It was the 31st of December 2016. I had been looking forward to this day since September with much hope and expectation. I had a few down moments in 2016, but the mere thought of the 31st of December kept me going. Let me explain.
I had prayed about a certain issue for months and months but seemingly to no avail. In fact, there were times I would pause during prayer and ask myself if I was praying right. My prayers seemed to bounce off the ceiling. I was desperate for a solution or at least some reassurance from God that He was listening.
One day, kneeling by my bedside after having struggled through yet another session I wondered if anyone else was struggling with unanswered prayer so I did what some people these days do; I went on the internet.
I must have typed in, “dealing with unanswered prayer” or something like that when I stumbled into an article. The writer spoke of how he had offered with faith a specific petition to God and had believed that He would answer within two weeks and God answered within just one! This story reminded me of a dear friend of mine who had prayed to God for someone to buy their house by a specific date and for a specific price and God came through on the right date and it sold for just the price they were looking for!
As I was soaking in all these ideas I couldn’t help but think that perhaps it was by divine providence that I had come across this article and that maybe I needed to pray specifically, with timelines and all. I had tried everything but this and surely if God could come through for those people, He would come through for me too.
So for the next 21 days, I fasted. I prayed that God would grant me my request. I was specific and petitioned God to grant me my heart’s desire by the 31st of December according to His will. I believed that since the 31st was three months away, this was way too much time since God would answer within minutes if He saw fit.
Fast forward to the 31st of December, I realised as I woke up that morning that my prayer had not been answered – well at least to me there was no evidence. All day I contended with the question, “Will I continue to trust and believe in God even in times where it feels He is not answering my heart’s desires, like today?” I asked myself what my prayers would look like going into 2017. Would I just give up or would I keep holding on? For how long?

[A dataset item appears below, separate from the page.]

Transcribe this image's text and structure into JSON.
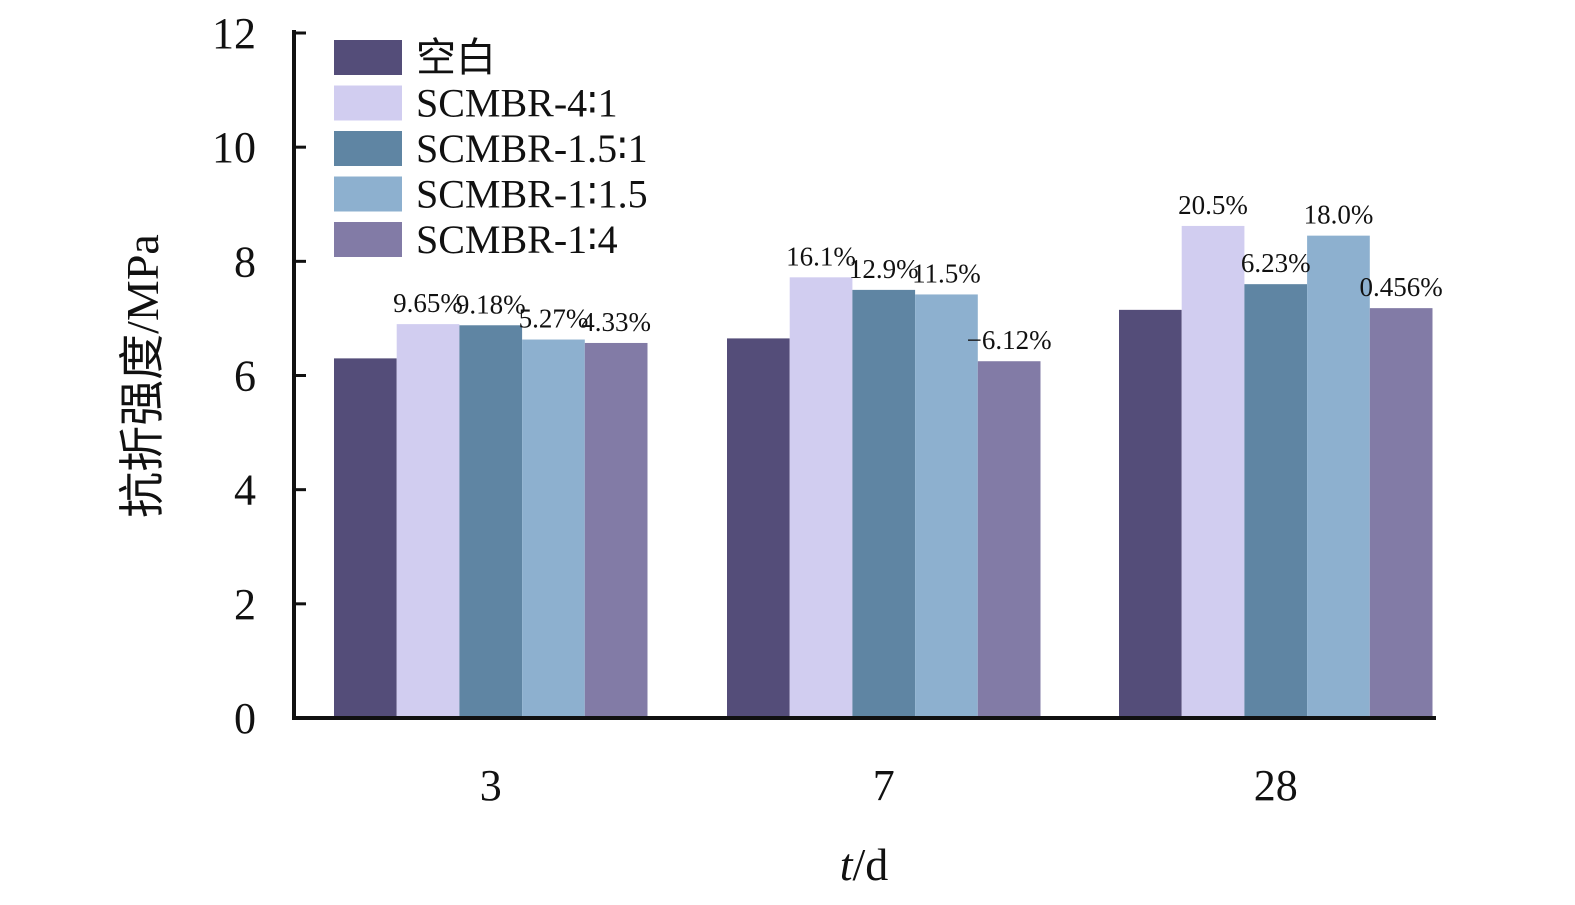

Since then I’ve continued to ask questions which I must confess have given me a little ray of hope. Questions like, “Can God be trusted?” “Does God love me?” and “Does He see the end from the beginning?” Yes, my faith has been challenged but I continue to learn a lot from this experience and each time I’m reminded that yes God loves me and yes He can be trusted.
Do you also face a similar situation and have prayed for months or even years for something? Is it for a job perhaps, or is it for healing or a broken relationship and for some reason God appears silent?
I’m making up my mind that even though I do not understand His plan or know the way from here I will trust Him. I hope you decide to join me on this journey of trust and the coolest fact is that we get to embark on this journey with God. The bible does say, “Trust in the LORD with all your heart and lean not on your own understanding; In all your ways acknowledge Him and He shall direct your paths.”